Citing unnamed sources familiar with the negotiations, the report indicates that both companies have engaged in advanced talks, though a final agreement has yet to be reached. Among the two bidders, Coinbase is said to currently hold a stronger position in the race. If completed, the acquisition would mark the largest-ever purchase of a stablecoin firm, eclipsing Stripe’s $1.1 billion acquisition of Bridge in October 2024.
A Coinbase spokesperson said that the company does not comment on “rumors or speculation,” while BVNK and Mastercard have not yet issued public statements.
BVNK’s Rapid Rise in the Stablecoin Ecosystem
Founded in 2021, BVNK has quickly emerged as a key player in the stablecoin payments sector. The company provides infrastructure that enables enterprises to move money globally using digital assets pegged to stable currencies. Its client roster includes major names such as Worldpay, Flywire, and dLocal, and BVNK says it now processes over $20 billion annually.
Institutional interest in the company has been growing. Citi Ventures recently invested in BVNK, highlighting the accelerating adoption of stablecoin technology within traditional finance. This comes on the heels of broader legislative and market developments — including the U.S. GENIUS Act, passed in July, which set out a formal regulatory framework for dollar-backed stablecoins.
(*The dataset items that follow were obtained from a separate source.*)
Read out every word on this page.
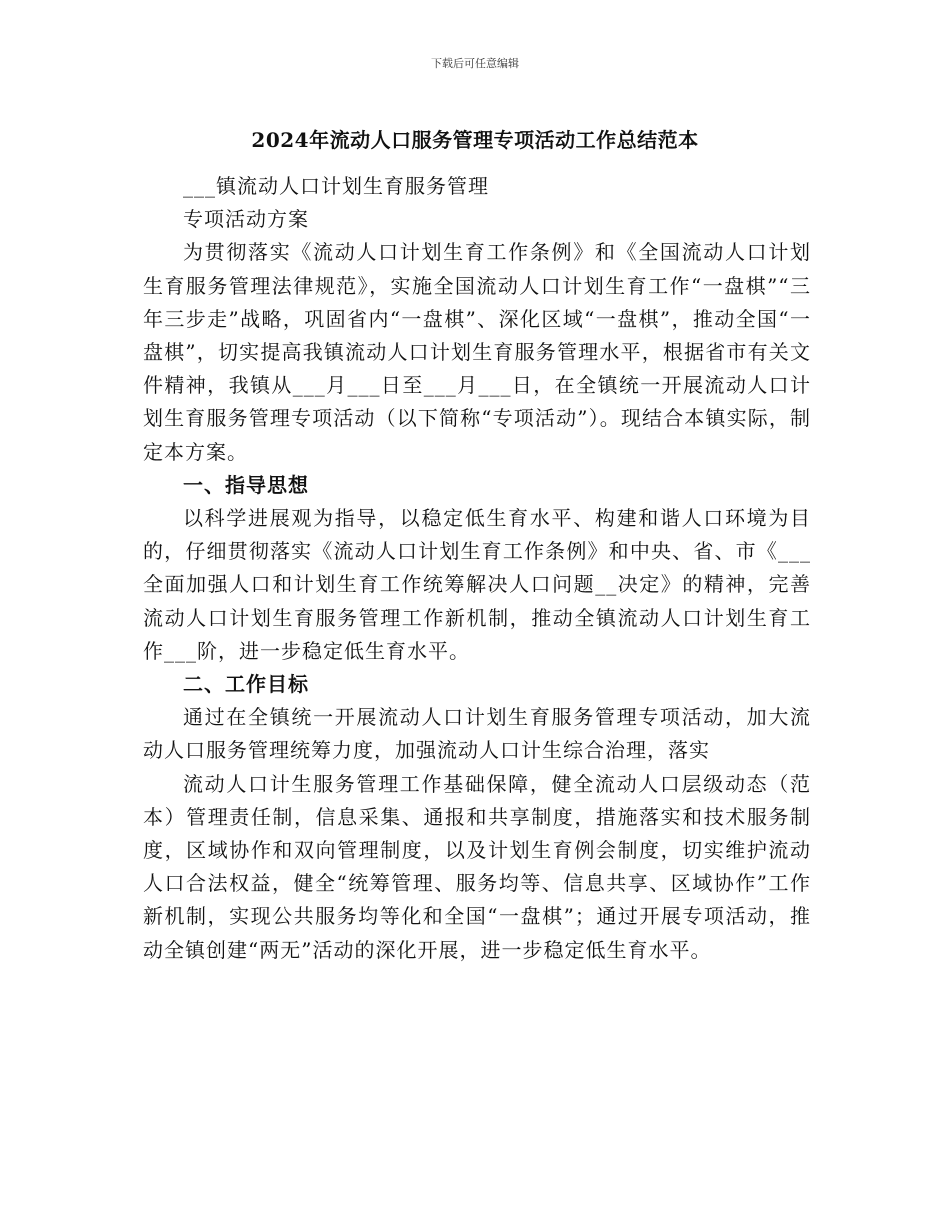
下载后可任意编辑
2024年流动人口服务管理专项活动工作总结范本

___镇流动人口计划生育服务管理

专项活动方案

为贯彻落实《流动人口计划生育工作条例》和《全国流动人口计划生育服务管理法律规范》，实施全国流动人口计划生育工作“一盘棋”“三年三步走”战略，巩固省内“一盘棋”、深化区域“一盘棋”，推动全国“一盘棋”，切实提高我镇流动人口计划生育服务管理水平，根据省市有关文件精神，我镇从___月___日至___月___日，在全镇统一开展流动人口计划生育服务管理专项活动（以下简称“专项活动”）。现结合本镇实际，制定本方案。

一、指导思想

以科学进展观为指导，以稳定低生育水平、构建和谐人口环境为目的，仔细贯彻落实《流动人口计划生育工作条例》和中央、省、市《___全面加强人口和计划生育工作统筹解决人口问题__决定》的精神，完善流动人口计划生育服务管理工作新机制，推动全镇流动人口计划生育工作___阶，进一步稳定低生育水平。

二、工作目标

通过在全镇统一开展流动人口计划生育服务管理专项活动，加大流动人口服务管理统筹力度，加强流动人口计生综合治理，落实

流动人口计生服务管理工作基础保障，健全流动人口层级动态（范本）管理责任制，信息采集、通报和共享制度，措施落实和技术服务制度，区域协作和双向管理制度，以及计划生育例会制度，切实维护流动人口合法权益，健全“统筹管理、服务均等、信息共享、区域协作”工作新机制，实现公共服务均等化和全国“一盘棋”；通过开展专项活动，推动全镇创建“两无”活动的深化开展，进一步稳定低生育水平。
Stablecoins Enter a New Growth Phase
The stablecoin market itself has reached new heights, recently surpassing $300 billion in total market capitalization, according to industry data. The sector’s expansion has been further fueled by Circle Internet Group’s highly successful IPO in June, with its stock surging 118% since its debut on the NYSE.
For both Coinbase and Mastercard, acquiring BVNK could offer a strategic edge in the evolving landscape of digital payments. Coinbase would deepen its position in the stablecoin economy, while Mastercard could strengthen its bridge between traditional financial systems and blockchain-based settlements.
As discussions continue, the outcome of this potential multi-billion-dollar deal could redefine how stablecoins integrate with global payments — signaling another major step in the fusion of crypto and mainstream finance.